# Interpolation of adjusted square roots...emergency

• Aug 6th 2010, 06:07 PM
yashsr
We've got a project where we're required to interpolate. We've got 10 values, square roots of 10 to 1. These roots are then adjusted by adding 50% to root of 10, 40% to root of 9, 30 % to root of 8, 20% to root of 7 and 10% to root of 6. Then again, 10% to root of 5, 20% to root of 4, 30% to root of 3, 40% to root of 2 and 50% to root of 1.

It looks like this:
3.16 + 50%=4.74
3 + 40%=4.2
2.83 + 30%=3.68
2.65 + 20%=3.17
2.45 + 10%=2.69
2.24 + 10%=2.46
2 + 20%=2.4
1.73 + 30%=2.25
1.41 + 40%=1.98
1 + 50%=1.5

Now we take cumulative totals and the final total is 29.08.
Now, if 10 is 4.74, 20 is 8.94(sum of 4.74 and 4.2)....90 is 27.58(sum of 1st 9 items or say 29.08-1.5)...

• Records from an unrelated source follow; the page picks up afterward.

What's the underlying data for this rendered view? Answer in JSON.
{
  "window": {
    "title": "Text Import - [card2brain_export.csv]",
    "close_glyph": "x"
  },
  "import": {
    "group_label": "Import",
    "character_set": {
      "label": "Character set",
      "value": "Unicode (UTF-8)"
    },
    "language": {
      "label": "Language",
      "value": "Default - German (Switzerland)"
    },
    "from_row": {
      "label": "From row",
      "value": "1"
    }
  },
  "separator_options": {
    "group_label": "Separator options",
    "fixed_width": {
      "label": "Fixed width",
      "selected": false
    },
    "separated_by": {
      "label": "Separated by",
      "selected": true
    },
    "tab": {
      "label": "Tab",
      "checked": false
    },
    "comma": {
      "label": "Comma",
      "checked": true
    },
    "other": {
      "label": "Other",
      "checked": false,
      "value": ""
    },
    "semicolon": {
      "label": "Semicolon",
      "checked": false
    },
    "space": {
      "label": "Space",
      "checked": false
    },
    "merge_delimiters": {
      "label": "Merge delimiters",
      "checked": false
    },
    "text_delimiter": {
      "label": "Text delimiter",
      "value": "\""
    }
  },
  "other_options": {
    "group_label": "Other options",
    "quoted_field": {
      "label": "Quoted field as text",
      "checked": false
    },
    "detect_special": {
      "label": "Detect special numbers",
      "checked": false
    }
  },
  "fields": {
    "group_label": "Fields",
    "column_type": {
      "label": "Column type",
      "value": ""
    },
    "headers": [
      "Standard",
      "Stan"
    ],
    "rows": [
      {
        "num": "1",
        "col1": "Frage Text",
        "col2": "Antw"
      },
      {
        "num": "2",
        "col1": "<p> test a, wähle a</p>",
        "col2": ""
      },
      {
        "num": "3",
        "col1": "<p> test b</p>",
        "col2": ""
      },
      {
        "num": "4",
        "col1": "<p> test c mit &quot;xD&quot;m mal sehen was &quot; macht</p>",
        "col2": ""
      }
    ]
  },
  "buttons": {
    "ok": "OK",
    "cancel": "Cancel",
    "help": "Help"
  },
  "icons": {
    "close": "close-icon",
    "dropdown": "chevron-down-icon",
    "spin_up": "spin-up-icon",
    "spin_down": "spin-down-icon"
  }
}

Can I interpolate and find values of say 3, 27, 67, 83 etc. now that we can values of all multiples of 10?

I actually tried using Newton's Approximation Formula but it either didn't work all the time or it seems it is giving approximate values which is of little use.
• Aug 7th 2010, 04:37 AM
yashsr
Well its basically this:

x sqrt(x) %inc y sum z
--- ------- ---- ---- ----- ----
10 3.16 50% 4.74 4.74 10
9 3.00 40% 4.20 8.94 20
8 2.83 30% 3.68 12.62 30
7 2.65 20% 3.17 15.79 40
6 2.45 10% 2.69 18.48 50
5 2.24 10% 2.46 20.94 60
4 2.00 20% 2.40 23.34 70
3 1.73 30% 2.25 25.59 80
2 1.41 40% 1.98 27.57 90
1 1.00 50% 1.50 29.07 100

So now I want to find values of say when z is equal to 3, 25, 47,94 etc. Is Interpolation possible? How? And note you cannot do something like the following which is linear Interpolation which is just not accurate.

z sum
--- -----
20 8.94
27 ?
30 12.62

The approximation would be

8.94 + (27-20)/(30-20)*(12.62-8.94) = 8.94 + 0.7*3.68 = 11.516

This is simply 7/10 of the way from 8.95 to 12.62.

Obviously this is not correct. The value for z=27 would be something more than 11.516.